Dabei vereinnahmt der Film den Roman von Anfang an für das Konzept des Camp und verortet ihn in einer dezidiert schwulen Atmosphäre und Ästhetik. Das muss nicht zwangsläufig danebengehen; Thomas Mann war ein Homosexueller – oder präziser: er lebte nicht, er träumte homosexuell –, und der „Krull“ ist in vielerlei Hinsicht auch eine schwule Fantasie, nicht zuletzt in seinem ausgesprochenen „Gedanken der Vertauschbarkeit“ aller Rollen, nicht nur der gesellschaftlichen. Schäfer & Schneider denken dies radikal weiter, dekonstruieren wesentliche Teile des Materials und setzen einiges in der Absicht, Manns Werk „zur Kenntlichkeit zu entstellen“, auch neu zusammen. So lassen sie Thomas Mann nach seinem anfänglichen Bekenntnis („Weiß auch, dass ich falsch lebe“) in Schneiders Person als sein Alter Ego durch eine Geschichte führen, die auf solche Art eher sein Sohn Klaus erzählt hätte. Aus Wagners „Parsifal“ wird so eine Operette – und aus dem erotischen Finale des Romans ein schwuler Softporno.
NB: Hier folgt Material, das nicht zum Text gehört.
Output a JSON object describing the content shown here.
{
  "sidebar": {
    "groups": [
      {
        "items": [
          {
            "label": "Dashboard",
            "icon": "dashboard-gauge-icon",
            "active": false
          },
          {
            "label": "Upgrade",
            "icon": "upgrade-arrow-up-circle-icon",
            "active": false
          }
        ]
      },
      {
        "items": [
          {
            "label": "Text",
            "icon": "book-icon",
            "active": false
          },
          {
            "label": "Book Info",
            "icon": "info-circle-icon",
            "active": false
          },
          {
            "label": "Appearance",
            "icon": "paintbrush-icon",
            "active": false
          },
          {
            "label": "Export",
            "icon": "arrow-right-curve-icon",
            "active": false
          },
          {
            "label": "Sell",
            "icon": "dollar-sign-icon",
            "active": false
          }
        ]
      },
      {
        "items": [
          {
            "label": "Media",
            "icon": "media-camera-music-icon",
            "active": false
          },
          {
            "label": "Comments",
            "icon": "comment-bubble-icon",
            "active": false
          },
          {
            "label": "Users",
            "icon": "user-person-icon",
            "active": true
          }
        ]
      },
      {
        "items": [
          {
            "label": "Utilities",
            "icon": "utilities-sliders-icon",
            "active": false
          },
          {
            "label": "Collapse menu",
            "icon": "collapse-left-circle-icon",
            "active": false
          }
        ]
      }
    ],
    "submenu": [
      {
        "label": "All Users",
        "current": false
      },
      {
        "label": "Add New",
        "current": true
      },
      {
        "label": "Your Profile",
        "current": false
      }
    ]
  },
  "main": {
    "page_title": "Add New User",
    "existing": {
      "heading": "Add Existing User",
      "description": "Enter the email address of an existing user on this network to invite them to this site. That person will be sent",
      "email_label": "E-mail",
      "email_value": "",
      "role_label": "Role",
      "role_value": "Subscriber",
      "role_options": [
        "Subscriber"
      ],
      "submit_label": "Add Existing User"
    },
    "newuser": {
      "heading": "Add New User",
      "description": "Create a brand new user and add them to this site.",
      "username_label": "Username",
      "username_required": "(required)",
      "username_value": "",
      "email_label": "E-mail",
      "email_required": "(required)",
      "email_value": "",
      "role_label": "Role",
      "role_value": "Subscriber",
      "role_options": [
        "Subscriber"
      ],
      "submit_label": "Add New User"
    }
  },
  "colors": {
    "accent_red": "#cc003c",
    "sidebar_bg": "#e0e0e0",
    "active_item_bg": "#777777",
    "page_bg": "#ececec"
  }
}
Eine interpretatorisch offene Idee

Eine entfernt an die Atelierszenen in Oscar Wildes „The Picture of Dorian Gray“ angelehnte Rahmenhandlung mit dem Maler Friedel Anderson (als Felix Krulls Pate Schimmelpreester?) verklammert solche Eskapaden ästhetisch, was eine gute, weil interpretatorisch tendenziell offene Idee ist! „Liebe zu sich selbst ist der Beginn einer lebenslangen Romanze“, heißt es sentenziös bei jenem anderen Säulenheiligen des Camp – und nach dieser Maxime lebte sicherlich auch Thomas Mann zuweilen exzessiv, allerdings eben nicht derart öffentlich expressiv. Das mag man bedauern oder auch nicht – der Film jedenfalls liefert in seinen letzten Einstellungen selbst eine Begründung für Manns Entscheidung, sich früh eine eher bürgerliche „Verfassung“ zu geben: Alle inneren Spannungen gelte es auszuhalten (und auszubeuten!) – um Kunst schaffen zu können. Eine unzeitgemäße, vielleicht auch ungesunde Anschauung der Dinge, aber auch (s)eine authentische und respektable.